Bill Sampy

Personal information
- Full name: William Albert Sampy
- Date of birth: 22 January 1901
- Place of birth: Backworth, England
- Date of death: 1973 (aged 72)
- Place of death: Coventry, England
- Height: 5 ft 8+1⁄2 in (1.74 m)
- Position(s): Right back

Senior career*
- Years: Team / Apps / (Gls)
- Chopwell Colliery
- 1921–1927: Sheffield United / 34 / (0)
- 1927–1930: Swansea Town / 41 / (0)
- 1930–1933: Waterford
- 1933–1934: Nelson

Managerial career
- 1931–1933: Waterford

= Bill Sampy =

English footballer and manager

William Albert Sampy (22 January 1901 – 1973) was an English footballer who played as a right back.

==Career==
Sampy was playing for local side Chopwell Colliery when he was signed by league side Sheffield United in May 1921. United paid £250 for the services of Sampy and teammate Jimmy Waugh, but whereas Waugh went on to become a regular in the first team, Sampy was largely seen as a reserve and did not make his league debut until October 1924 in an away match against Bury. Occasionally featuring in the league from that point on, Sampy did not get a consistent run in the side until the 1925–26 season.

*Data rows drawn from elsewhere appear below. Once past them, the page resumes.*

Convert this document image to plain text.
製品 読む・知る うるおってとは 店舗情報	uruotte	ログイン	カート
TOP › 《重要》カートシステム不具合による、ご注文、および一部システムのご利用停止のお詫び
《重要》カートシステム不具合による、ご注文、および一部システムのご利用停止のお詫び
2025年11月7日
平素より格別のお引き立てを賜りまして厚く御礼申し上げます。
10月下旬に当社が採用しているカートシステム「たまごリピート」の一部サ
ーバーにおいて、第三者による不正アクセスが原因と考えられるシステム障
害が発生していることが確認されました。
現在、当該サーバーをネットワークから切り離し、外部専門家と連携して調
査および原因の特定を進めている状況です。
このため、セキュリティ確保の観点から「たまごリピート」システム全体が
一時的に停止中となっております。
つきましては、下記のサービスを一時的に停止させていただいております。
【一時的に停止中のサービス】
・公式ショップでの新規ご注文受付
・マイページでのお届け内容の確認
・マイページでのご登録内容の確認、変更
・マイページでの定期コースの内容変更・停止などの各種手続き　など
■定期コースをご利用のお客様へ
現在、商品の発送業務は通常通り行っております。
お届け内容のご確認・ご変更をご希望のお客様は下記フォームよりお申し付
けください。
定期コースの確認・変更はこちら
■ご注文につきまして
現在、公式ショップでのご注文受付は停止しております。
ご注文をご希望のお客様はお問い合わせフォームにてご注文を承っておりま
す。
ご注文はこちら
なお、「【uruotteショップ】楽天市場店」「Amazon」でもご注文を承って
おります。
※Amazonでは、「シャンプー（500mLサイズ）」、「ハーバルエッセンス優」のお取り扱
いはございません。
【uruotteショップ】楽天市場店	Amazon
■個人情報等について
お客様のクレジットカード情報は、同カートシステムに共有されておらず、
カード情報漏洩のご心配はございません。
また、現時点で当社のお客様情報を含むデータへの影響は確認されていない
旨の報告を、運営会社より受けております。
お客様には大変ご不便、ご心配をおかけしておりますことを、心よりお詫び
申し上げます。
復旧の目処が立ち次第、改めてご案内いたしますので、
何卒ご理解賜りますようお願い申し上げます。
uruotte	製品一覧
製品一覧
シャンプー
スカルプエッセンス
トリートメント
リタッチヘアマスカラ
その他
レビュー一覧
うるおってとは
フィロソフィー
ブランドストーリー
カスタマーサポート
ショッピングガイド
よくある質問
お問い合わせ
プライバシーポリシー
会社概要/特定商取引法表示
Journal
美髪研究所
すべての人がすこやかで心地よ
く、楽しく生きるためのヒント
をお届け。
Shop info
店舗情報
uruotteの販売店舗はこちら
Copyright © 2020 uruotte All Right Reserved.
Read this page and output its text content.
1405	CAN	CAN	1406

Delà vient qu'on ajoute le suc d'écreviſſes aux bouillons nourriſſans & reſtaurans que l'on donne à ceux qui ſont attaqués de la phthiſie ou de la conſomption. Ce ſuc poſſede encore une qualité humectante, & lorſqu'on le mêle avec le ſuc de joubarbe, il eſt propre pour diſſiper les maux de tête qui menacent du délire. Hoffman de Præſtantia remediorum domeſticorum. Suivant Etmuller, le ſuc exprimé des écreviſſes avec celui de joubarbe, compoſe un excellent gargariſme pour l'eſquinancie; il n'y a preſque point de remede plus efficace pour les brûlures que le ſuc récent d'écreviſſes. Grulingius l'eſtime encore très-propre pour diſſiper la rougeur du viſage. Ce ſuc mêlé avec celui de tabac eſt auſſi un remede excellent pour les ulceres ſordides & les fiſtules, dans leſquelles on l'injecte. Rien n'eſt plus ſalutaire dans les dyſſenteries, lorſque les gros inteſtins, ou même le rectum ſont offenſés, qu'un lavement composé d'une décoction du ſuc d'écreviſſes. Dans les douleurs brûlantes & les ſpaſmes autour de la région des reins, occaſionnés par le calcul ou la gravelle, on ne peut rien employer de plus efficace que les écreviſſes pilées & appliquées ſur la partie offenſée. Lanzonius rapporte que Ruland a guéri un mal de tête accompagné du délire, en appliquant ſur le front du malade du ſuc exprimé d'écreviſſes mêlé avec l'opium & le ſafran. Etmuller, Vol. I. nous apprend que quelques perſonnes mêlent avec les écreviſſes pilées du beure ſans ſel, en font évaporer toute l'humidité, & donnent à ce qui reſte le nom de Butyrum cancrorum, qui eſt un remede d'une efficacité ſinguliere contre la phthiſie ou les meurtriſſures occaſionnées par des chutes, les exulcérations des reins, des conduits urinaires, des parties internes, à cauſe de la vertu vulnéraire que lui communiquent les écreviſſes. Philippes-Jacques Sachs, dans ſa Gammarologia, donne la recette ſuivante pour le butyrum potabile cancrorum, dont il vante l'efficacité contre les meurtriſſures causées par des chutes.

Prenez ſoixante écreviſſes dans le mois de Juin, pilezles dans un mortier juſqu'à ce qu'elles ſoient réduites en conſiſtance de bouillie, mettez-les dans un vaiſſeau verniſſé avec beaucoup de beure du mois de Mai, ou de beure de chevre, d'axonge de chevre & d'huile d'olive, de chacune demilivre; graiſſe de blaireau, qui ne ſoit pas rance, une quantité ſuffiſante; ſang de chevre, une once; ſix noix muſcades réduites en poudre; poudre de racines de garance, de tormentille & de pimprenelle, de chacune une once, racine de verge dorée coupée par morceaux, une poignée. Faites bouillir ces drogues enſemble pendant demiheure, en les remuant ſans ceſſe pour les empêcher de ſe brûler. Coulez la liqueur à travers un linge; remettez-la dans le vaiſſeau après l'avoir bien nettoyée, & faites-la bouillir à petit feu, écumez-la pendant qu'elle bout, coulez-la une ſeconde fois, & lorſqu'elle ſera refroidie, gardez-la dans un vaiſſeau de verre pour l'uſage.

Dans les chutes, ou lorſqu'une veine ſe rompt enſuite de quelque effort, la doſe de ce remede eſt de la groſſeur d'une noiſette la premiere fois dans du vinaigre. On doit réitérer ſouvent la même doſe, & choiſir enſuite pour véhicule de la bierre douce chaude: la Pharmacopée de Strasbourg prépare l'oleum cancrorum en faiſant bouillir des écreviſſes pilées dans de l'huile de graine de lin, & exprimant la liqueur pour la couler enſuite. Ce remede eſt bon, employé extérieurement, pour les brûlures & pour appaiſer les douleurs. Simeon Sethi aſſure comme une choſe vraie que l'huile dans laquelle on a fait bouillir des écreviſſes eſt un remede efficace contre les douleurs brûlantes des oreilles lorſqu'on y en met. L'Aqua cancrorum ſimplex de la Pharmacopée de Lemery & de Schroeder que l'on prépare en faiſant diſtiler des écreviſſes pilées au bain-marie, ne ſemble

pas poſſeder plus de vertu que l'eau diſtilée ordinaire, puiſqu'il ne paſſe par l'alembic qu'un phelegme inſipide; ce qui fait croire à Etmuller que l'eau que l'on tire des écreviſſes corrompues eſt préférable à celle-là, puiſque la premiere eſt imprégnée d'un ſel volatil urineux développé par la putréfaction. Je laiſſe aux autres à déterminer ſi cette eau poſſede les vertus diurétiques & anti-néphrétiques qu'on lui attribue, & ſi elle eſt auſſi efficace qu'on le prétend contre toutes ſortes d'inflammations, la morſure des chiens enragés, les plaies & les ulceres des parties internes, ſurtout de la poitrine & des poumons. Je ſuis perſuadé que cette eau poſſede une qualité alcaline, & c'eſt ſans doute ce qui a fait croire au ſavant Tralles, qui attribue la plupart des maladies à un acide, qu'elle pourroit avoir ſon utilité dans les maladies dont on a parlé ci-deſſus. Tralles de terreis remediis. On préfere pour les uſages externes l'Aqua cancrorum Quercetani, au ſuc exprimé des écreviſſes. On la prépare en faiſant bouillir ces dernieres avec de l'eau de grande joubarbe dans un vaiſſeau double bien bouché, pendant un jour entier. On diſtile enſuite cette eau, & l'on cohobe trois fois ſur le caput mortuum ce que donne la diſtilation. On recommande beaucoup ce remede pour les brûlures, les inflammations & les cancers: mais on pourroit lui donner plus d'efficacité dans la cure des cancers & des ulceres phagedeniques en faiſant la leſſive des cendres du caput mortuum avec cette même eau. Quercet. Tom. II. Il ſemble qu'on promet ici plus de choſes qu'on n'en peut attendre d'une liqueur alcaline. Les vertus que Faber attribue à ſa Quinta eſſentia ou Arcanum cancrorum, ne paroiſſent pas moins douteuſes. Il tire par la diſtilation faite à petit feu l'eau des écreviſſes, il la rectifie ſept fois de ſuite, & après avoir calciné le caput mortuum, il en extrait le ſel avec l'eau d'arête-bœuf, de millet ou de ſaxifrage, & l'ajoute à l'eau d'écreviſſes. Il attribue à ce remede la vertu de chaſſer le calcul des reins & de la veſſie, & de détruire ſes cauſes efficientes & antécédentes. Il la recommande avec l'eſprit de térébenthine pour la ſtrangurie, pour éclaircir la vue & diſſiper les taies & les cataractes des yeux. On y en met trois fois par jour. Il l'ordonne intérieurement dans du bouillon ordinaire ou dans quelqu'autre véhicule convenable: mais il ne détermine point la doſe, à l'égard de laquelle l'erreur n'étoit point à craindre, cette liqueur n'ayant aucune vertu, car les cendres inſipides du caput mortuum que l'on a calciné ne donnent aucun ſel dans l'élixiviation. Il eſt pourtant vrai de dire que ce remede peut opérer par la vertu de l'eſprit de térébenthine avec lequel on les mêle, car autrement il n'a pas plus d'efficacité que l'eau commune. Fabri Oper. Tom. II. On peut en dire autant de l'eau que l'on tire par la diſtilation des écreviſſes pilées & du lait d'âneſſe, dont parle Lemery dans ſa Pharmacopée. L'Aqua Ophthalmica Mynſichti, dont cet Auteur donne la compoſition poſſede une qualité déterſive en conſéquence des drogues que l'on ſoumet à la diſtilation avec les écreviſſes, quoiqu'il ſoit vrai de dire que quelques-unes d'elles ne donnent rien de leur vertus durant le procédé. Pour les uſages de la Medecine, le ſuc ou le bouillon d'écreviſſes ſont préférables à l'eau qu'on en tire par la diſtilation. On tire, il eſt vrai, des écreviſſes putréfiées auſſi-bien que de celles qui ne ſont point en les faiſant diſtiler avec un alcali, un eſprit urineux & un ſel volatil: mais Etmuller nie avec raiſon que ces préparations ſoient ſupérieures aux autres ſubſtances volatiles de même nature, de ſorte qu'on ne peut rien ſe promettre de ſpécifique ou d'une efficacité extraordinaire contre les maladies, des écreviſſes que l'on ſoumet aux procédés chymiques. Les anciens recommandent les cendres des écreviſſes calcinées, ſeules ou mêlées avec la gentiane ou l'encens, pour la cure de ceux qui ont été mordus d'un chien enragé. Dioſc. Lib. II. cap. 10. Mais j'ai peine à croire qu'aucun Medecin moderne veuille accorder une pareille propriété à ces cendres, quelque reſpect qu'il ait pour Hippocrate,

In March 1927 Sampy was signed by Swansea Town for £500 but spent much of his three seasons there in the reserves, making only 41 league appearances. In the summer of 1930 Sampy was granted a free transfer and joined Waterford in Ireland, initially as a player and then as player-manager from 1931. Returning to England, Sampy then joined non-league Nelson with whom he spent one season.

==Personal life==
Born in Backworth, Northumberland, Bill Sampy was the younger brother of fellow Sheffield United player Tommy Sampy, although the two only played together on very rare occasions.